By Monica J. Smith

 

Adding to the growing body of research that supports initiating screening for colorectal cancer at 45 years of age, a new modeling study suggests that use of stool-based tests in younger people could reduce the incidence of the disease and save lives, even when adherence is less than perfect.

“One concern of starting screening at age 45 is that we’ll divert colonoscopy, which is not an unlimited resource, from patients 50 and older who are at higher risk for colorectal cancer,” said Deborah A. Fisher, MD, MHS, the lead author of the research. “This model shows that screening with the fecal immunochemical test [FIT] or multitarget stool DNA (mt-sDNA; Cologuard, Exact Sciences) improves all outcomes when screening starts at age 45.”

To estimate the effect that screening younger patients would have on outcomes, Dr. Fisher, an associate professor of medicine at Duke University, in Durham, N.C., and her colleagues applied the CRC and Adenoma Incidence and Mortality (CRC-AIM) microsimulation model to 4 million simulated individuals born in 1975 and who were free of CRC at age 40.

They compared outcomes between those screened between 45 and 75 years of age and those screened between ages 50 and 75. They also looked at how the outcomes changed depending on rates of adherence for the stool tests, whether 100% or rates previously reported in clinical practice, 71% for mt-sDNA and 43% for FIT.

CRC-AIM predicted about 24 life-years gained in individuals who started screening at 45 years of age compared with those who started at 50.

The model predicted a reduction in the incidence of CRC of 64% and 61% in the older and younger cohorts, respectively, using reported adherence rates for mt-sDNA testing, and 54% and 50% using FIT.

Reductions in CRC-associated mortality also were greater in the younger screening cohort compared with the older group—72% and 69% with mt-sDNA and 63% and 59% with FIT—according to Dr. Fisher’s group, who presented their findings at the 2020 virtual meeting of the American College of Gastroenterology (abstract P0723).

Aasma Shaukat, MD, the chief of gastroenterology at the Minneapolis VA Health Care System and a professor of medicine at the University of Minnesota, in Minneapolis, said the main finding of improved outcomes with earlier screening sent a positive message.

“We’re seeing an incidence rate in that group similar to what it was in patients 50 and older 20 years ago, so there’s a societal benefit to starting screening in younger patients,” Dr. Shaukat said.

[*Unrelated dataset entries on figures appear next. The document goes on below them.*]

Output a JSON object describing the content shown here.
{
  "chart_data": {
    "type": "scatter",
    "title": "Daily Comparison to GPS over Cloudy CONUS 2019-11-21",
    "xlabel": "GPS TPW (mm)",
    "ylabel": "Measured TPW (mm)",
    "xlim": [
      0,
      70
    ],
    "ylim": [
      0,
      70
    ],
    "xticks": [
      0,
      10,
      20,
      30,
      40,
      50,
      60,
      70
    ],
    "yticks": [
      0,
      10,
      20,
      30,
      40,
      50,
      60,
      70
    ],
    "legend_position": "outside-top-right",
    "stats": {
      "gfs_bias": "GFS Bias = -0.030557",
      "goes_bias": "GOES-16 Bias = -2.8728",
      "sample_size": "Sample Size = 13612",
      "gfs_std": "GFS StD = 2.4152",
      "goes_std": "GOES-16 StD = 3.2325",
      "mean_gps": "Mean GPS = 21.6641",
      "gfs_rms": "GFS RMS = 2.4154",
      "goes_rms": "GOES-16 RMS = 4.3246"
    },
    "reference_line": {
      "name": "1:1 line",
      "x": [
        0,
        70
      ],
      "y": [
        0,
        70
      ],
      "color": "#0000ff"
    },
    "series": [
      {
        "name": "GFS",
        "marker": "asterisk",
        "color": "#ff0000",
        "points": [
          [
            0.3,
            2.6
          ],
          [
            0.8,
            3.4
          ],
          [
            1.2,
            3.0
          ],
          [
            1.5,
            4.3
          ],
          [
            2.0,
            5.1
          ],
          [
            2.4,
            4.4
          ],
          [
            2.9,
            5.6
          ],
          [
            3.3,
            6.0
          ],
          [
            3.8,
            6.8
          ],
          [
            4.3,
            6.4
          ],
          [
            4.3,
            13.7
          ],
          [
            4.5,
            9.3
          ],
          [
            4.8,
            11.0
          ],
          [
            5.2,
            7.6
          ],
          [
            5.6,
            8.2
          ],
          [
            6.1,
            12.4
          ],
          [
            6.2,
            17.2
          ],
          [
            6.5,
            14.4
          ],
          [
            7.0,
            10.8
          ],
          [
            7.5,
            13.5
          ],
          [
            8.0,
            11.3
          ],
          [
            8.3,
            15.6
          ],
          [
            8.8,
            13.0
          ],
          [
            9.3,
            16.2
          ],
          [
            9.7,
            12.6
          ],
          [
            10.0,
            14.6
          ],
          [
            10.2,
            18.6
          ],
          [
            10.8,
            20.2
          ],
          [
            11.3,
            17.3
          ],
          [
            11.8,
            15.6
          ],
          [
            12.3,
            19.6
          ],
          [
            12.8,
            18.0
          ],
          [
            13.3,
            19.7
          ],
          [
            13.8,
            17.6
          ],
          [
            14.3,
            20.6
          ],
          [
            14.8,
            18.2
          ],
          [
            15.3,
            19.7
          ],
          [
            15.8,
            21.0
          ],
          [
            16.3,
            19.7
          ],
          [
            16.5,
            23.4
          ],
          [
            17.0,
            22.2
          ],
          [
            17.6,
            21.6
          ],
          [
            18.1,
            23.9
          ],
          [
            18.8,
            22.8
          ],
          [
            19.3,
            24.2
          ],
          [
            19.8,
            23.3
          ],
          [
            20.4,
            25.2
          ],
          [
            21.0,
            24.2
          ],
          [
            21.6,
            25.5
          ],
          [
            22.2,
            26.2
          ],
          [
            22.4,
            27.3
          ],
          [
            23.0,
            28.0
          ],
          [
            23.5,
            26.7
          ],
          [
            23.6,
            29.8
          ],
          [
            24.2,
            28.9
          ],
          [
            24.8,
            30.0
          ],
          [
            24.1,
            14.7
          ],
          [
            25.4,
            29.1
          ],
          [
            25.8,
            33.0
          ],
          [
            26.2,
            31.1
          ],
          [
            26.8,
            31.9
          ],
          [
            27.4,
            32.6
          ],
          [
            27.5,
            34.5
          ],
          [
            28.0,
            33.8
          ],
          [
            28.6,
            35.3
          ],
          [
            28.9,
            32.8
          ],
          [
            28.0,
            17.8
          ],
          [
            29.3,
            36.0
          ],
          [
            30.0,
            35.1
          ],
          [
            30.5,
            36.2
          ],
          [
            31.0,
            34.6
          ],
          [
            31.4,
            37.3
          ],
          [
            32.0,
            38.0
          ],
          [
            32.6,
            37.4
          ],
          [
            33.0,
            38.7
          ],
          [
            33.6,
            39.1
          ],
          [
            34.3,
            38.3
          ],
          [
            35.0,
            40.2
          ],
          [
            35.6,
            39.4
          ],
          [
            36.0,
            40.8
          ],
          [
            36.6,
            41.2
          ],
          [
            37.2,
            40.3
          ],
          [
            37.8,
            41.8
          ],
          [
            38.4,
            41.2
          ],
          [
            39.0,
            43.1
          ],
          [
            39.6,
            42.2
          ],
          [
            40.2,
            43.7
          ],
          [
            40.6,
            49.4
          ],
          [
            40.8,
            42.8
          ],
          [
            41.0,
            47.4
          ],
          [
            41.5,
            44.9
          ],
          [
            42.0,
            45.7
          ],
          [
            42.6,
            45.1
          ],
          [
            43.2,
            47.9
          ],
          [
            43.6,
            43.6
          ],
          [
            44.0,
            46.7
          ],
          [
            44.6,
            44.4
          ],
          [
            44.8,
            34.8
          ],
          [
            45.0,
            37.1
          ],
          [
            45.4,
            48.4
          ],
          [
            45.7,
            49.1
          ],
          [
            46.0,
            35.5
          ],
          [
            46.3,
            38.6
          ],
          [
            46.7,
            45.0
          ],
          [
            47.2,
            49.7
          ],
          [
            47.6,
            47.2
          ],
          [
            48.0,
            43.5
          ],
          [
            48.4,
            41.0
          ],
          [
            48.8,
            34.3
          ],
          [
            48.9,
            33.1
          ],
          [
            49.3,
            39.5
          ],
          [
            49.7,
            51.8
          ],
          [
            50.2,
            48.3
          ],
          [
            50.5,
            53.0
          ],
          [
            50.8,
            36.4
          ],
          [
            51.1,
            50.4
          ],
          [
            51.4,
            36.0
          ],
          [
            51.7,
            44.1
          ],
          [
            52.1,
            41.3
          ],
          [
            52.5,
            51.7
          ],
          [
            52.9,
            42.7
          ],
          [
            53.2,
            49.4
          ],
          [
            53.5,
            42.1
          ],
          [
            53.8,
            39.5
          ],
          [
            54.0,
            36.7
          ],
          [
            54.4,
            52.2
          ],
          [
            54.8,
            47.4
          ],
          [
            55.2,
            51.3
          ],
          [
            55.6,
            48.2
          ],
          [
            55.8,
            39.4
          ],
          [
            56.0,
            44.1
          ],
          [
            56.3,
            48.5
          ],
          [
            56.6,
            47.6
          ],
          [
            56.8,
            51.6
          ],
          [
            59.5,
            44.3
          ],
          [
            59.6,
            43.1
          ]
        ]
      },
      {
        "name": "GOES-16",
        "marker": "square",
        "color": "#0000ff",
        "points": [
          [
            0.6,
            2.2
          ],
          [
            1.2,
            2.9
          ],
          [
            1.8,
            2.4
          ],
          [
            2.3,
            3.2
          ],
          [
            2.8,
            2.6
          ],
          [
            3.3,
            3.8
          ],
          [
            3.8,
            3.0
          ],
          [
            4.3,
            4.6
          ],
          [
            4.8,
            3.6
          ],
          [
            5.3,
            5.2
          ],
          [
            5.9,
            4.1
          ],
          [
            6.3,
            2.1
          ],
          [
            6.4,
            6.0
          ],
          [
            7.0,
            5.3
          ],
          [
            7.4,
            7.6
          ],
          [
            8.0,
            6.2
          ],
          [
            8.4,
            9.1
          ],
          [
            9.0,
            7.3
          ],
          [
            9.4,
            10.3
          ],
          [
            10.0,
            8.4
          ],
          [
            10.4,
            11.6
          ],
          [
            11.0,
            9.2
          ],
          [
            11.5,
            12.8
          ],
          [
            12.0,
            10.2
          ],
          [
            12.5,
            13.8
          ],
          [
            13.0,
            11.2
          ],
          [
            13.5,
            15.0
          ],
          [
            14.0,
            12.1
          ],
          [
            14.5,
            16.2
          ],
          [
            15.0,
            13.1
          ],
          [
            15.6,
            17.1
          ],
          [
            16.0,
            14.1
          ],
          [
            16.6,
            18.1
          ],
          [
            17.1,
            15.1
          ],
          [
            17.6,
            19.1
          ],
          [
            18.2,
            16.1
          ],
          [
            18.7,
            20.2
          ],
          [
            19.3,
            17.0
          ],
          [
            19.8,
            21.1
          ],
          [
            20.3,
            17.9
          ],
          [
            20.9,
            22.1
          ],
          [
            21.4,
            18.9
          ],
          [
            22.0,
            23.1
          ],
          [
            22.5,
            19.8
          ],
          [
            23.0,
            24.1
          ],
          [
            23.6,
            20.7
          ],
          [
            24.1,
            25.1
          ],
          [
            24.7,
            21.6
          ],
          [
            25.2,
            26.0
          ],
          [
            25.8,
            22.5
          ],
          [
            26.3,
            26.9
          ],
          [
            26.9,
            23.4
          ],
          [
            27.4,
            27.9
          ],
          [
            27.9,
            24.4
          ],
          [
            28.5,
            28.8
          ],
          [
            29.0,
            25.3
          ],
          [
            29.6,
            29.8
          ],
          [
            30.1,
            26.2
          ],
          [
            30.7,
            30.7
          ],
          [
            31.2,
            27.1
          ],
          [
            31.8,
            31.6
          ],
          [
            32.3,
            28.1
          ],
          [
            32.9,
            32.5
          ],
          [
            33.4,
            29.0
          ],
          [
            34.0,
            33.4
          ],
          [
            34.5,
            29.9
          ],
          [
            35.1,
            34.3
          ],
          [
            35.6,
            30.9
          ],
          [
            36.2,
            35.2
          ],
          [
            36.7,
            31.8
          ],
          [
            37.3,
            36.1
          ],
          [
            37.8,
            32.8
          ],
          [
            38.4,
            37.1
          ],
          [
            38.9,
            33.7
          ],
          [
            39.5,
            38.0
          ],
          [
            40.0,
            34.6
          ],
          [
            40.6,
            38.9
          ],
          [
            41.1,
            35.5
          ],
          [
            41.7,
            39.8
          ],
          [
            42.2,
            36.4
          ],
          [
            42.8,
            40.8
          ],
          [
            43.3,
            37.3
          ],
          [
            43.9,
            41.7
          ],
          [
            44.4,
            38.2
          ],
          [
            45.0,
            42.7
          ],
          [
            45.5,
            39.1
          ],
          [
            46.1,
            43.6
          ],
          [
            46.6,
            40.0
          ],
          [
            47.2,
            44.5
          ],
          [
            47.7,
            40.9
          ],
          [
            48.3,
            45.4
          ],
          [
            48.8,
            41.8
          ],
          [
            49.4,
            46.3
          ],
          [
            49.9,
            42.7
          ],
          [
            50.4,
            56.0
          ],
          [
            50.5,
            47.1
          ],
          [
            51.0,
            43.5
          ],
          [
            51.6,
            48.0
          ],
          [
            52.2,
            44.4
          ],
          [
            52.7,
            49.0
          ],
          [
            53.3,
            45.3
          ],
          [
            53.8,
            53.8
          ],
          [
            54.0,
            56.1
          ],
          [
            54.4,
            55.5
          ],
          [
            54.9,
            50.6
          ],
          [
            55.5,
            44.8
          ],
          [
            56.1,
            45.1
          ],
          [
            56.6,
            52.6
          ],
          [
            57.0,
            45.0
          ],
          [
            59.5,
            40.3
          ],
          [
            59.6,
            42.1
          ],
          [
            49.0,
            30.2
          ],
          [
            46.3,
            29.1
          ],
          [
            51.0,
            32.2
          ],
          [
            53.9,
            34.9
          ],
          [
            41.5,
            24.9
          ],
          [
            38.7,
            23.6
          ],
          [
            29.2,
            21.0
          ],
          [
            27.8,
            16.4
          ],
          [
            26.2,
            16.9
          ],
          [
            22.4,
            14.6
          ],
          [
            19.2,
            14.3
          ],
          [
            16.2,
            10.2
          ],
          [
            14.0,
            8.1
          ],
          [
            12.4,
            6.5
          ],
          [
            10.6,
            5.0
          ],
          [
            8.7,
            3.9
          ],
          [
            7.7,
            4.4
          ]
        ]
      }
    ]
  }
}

But she found the study’s projection of adherence rates for the stool-based screening methods a bit presumptive: “We don’t know the adherence rate for the younger cohort because we’ve never screened this group before, so that’s a weaker part of the analysis.”

Dr. Fisher acknowledged the study’s limitations. “It is a modeling study, and the validity of the output relies on the validity of the input. So much screening is accomplished by colonoscopy in the U.S. that it is difficult to obtain robust data on the actual adherence to FIT,” she said. “But I think the general principle, that you still have improvements with an earlier initiation age, even when the adherence rates modeled are much lower than 100%, is very supportive and encouraging.”

The findings aren’t immediately applicable to practice, Dr. Shaukat noted. “We would want to get some direct patient data; put a group of 45- to 49-year-olds through screening and see if the results of modeling bear out. We would also want to research the best screening modality.”

Also, payors might not reimburse screening in younger patients, at least not yet, Dr. Fisher added. “If the U.S. Preventive Services Task Force guidelines final draft includes at least a grade B recommendation for starting screening at age 45, this study provides evidence for a path forward that might be less resource-intensive and more feasible.”

The original version of this article indicated that the U.S. Preventive Services Task Force used CRC-AIM to develop guidelines for CRC screening. The USPSTF modeling was completed by Cancer Intervention and Surveillance Modeling Network and included the SimCRC, CRC-SPIN and MISCAN models.

This article is from the July 2021 print issue.